In Defense of the Burka

Sarkozy has denounced the burka in a speech to the French parliament. The Times rightly described it as an "attack on ... women". (Okay, that may be a bit unfair. The original quote reads: "attack on a small but growing number of fundamentalist women". But still.) The Times also rightly contrasts the gesture with Obama's acknowledgement of the right to observe/wear the hijab in his speech in Cairo. I'm with Obama on this one.

After the rhetoric of women's liberation, imagine a head of state uttering the following words:

In our country we cannot accept that women be bound in a harness ... The bra is not a fashion statement. It is a sign of subservience, a sign of debasement. It will not be welcome on the territory of the Republic.

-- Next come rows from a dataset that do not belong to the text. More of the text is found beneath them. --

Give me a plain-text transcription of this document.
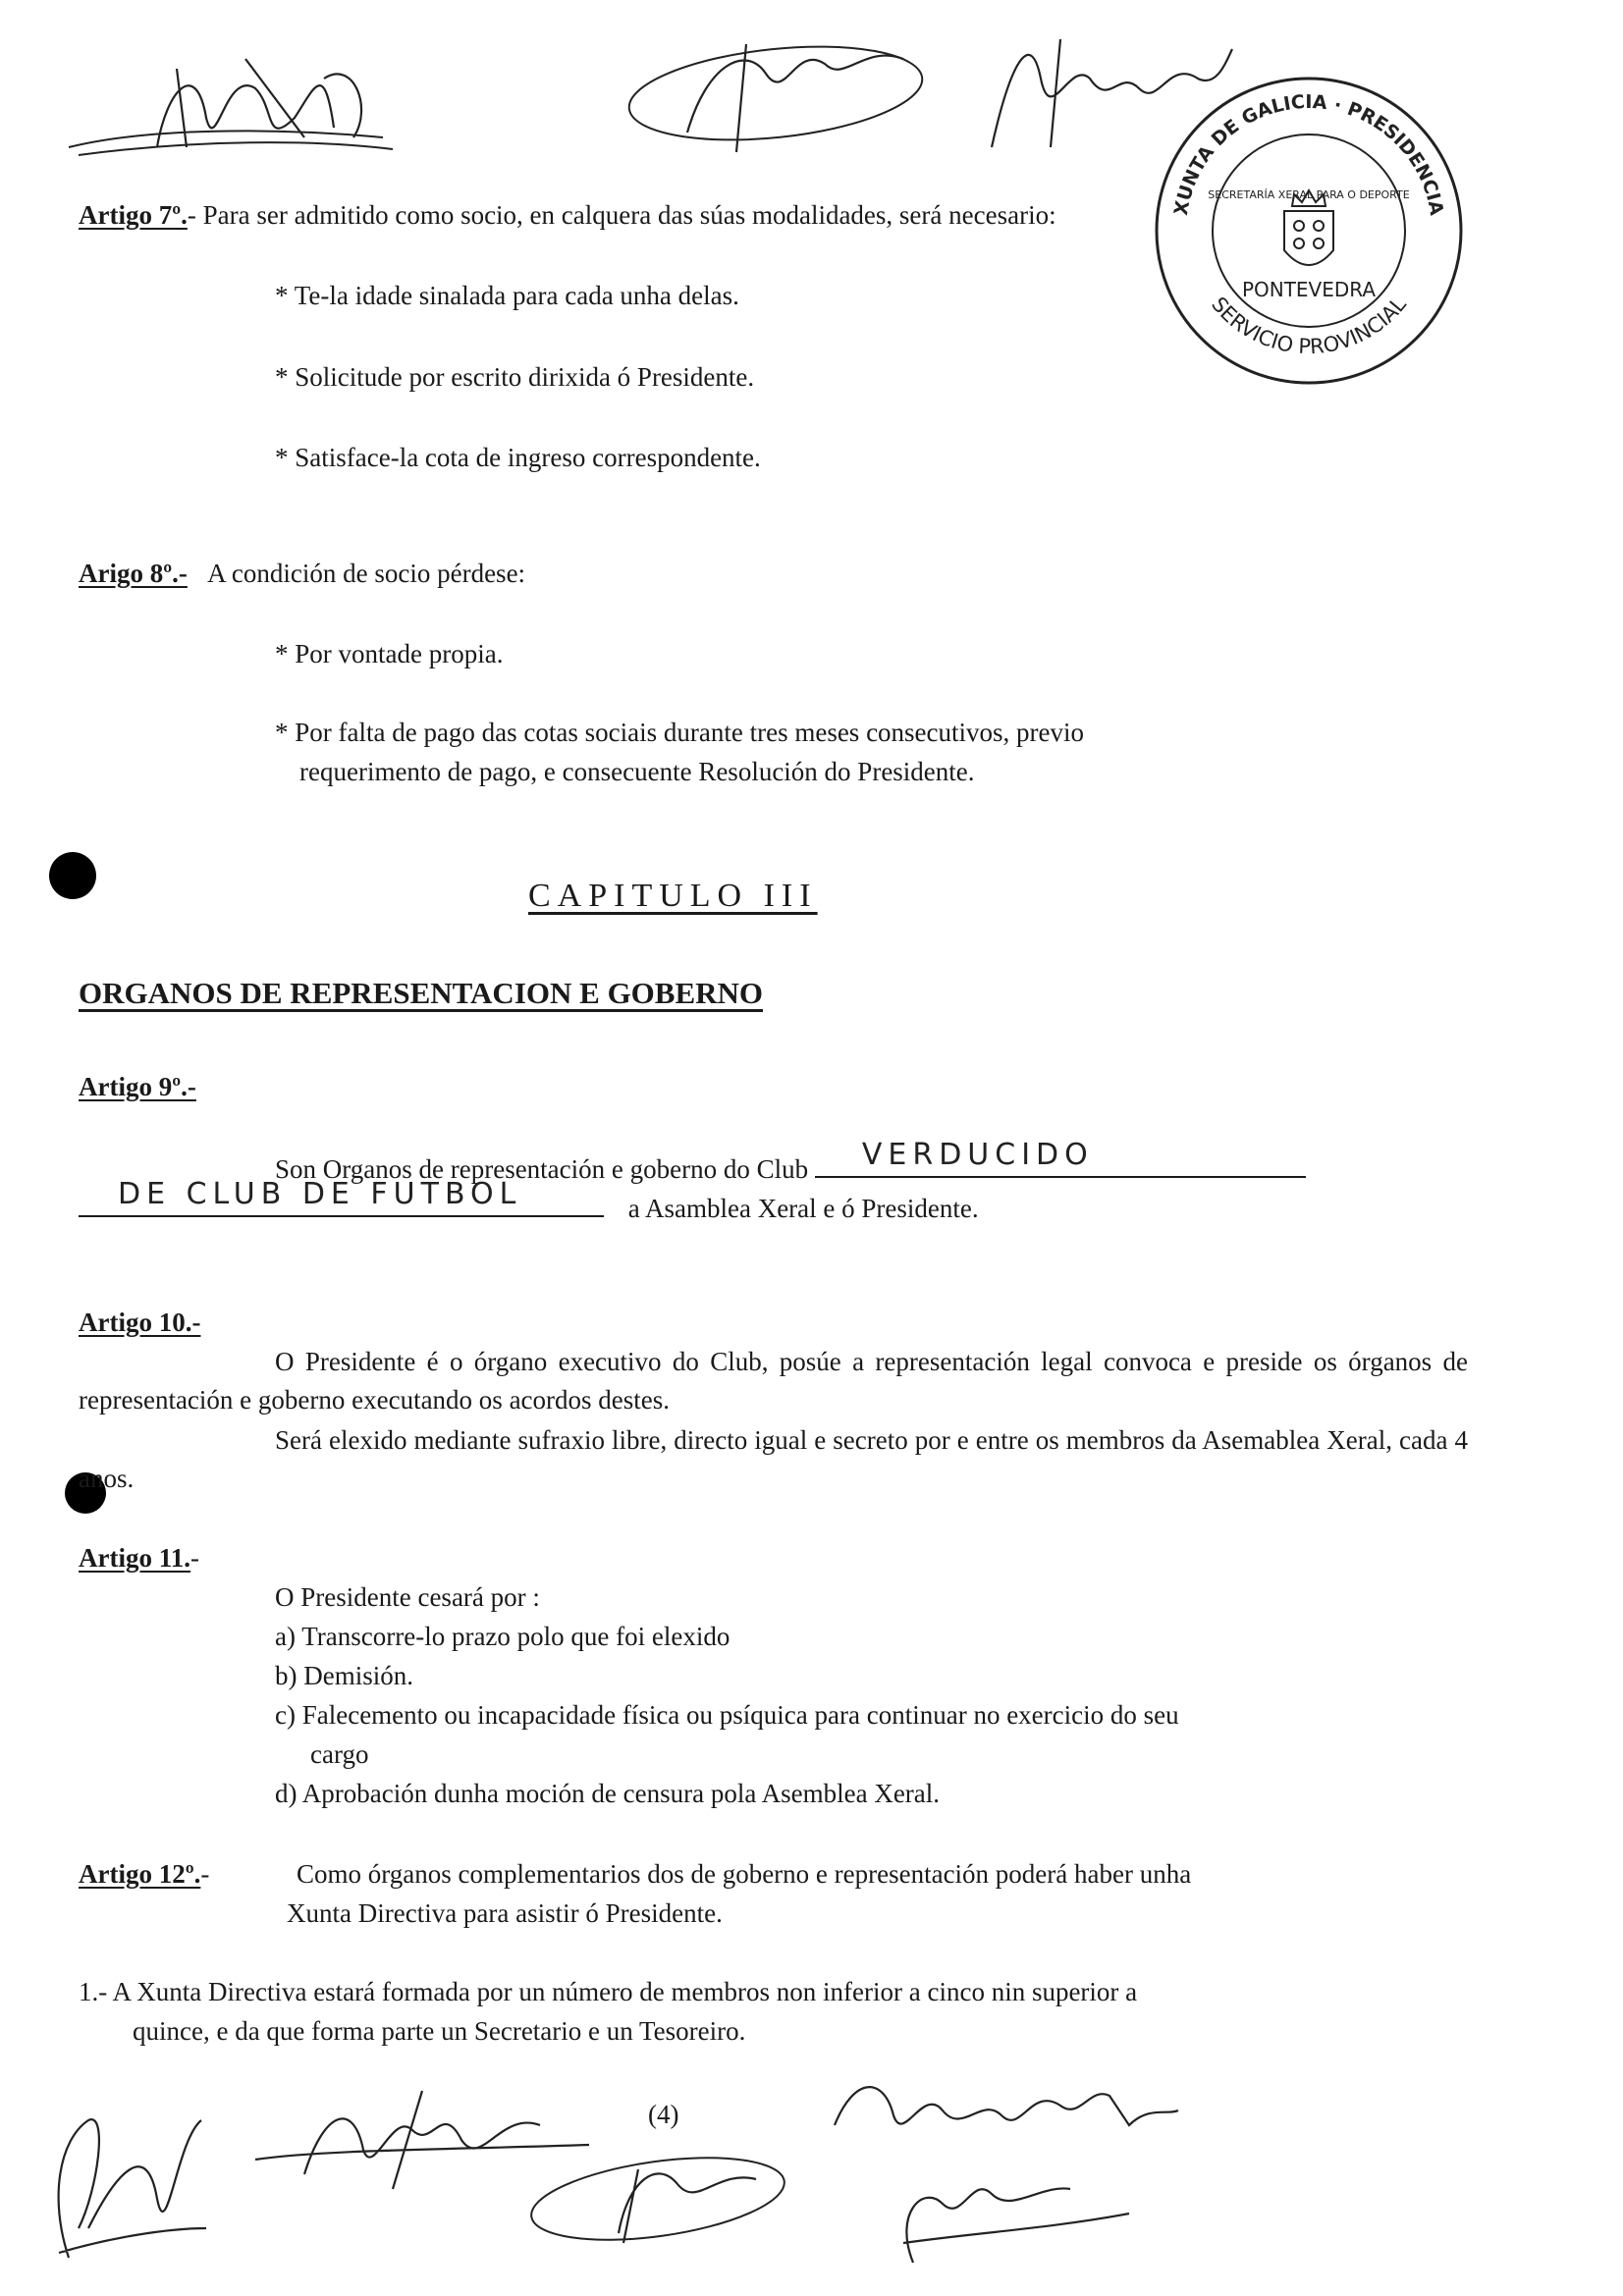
XUNTA DE GALICIA · PRESIDENCIA
SERVICIO PROVINCIAL
SECRETARÍA XERAL PARA O DEPORTE
PONTEVEDRA
Artigo 7º.- Para ser admitido como socio, en calquera das súas modalidades, será necesario:
* Te-la idade sinalada para cada unha delas.
* Solicitude por escrito dirixida ó Presidente.
* Satisface-la cota de ingreso correspondente.
Arigo 8º.- A condición de socio pérdese:
* Por vontade propia.
* Por falta de pago das cotas sociais durante tres meses consecutivos, previo
requerimento de pago, e consecuente Resolución do Presidente.
CAPITULO III
ORGANOS DE REPRESENTACION E GOBERNO
Artigo 9º.-
Son Organos de representación e goberno do Club VERDUCIDO
DE CLUB DE FUTBOL	a Asamblea Xeral e ó Presidente.
Artigo 10.-
O Presidente é o órgano executivo do Club, posúe a representación legal convoca e preside os órganos de representación e goberno executando os acordos destes.
Será elexido mediante sufraxio libre, directo igual e secreto por e entre os membros da Asemablea Xeral, cada 4 anos.
Artigo 11.-
O Presidente cesará por :
a) Transcorre-lo prazo polo que foi elexido
b) Demisión.
c) Falecemento ou incapacidade física ou psíquica para continuar no exercicio do seu
cargo
d) Aprobación dunha moción de censura pola Asemblea Xeral.
Artigo 12º.-	Como órganos complementarios dos de goberno e representación poderá haber unha
Xunta Directiva para asistir ó Presidente.
1.- A Xunta Directiva estará formada por un número de membros non inferior a cinco nin superior a
quince, e da que forma parte un Secretario e un Tesoreiro.
(4)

Interestestingly, I agree with Sarkozy when he says that "the burka is not a religious sign." But that is not because "it is a sign of subservience, a sign of debasement"; it is because it is not, first and foremost, a sign at all. As I've tried to argue before, hijab is a style of dress, sometimes a whole comportment, just as beach babe and heroin chique are styles and comportments. Why won't Mr. Sarkozy let the women of France conceal their "identities" before him?

Let women dress how they like. Let women be welcome on any territory, whatever they choose to wear.

2 comments:

libhom said...

Your posted is based on the factually incorrect assumption that most women veiling in France are doing so voluntarily.

Thomas said...

Not quite. I am working on the assumption that women in France, and everywhere, veiled or not, dress in part to please men and in part to meet their own standards of taste. Sometimes also to obey their god.

It's complicated. Fashion is not easy; certainly never as simple as doing what you're told.

I make no assumptions about "most women"; Sarkozy makes assumptions about them all. If just one woman prefers to cover herself (screen her identity) in public then who is Sarkozy to forbid it?

I wonder if your comment is based on the assumption that a rail-thin woman on a beach in a bikini is there, in that form, in that style, voluntarily.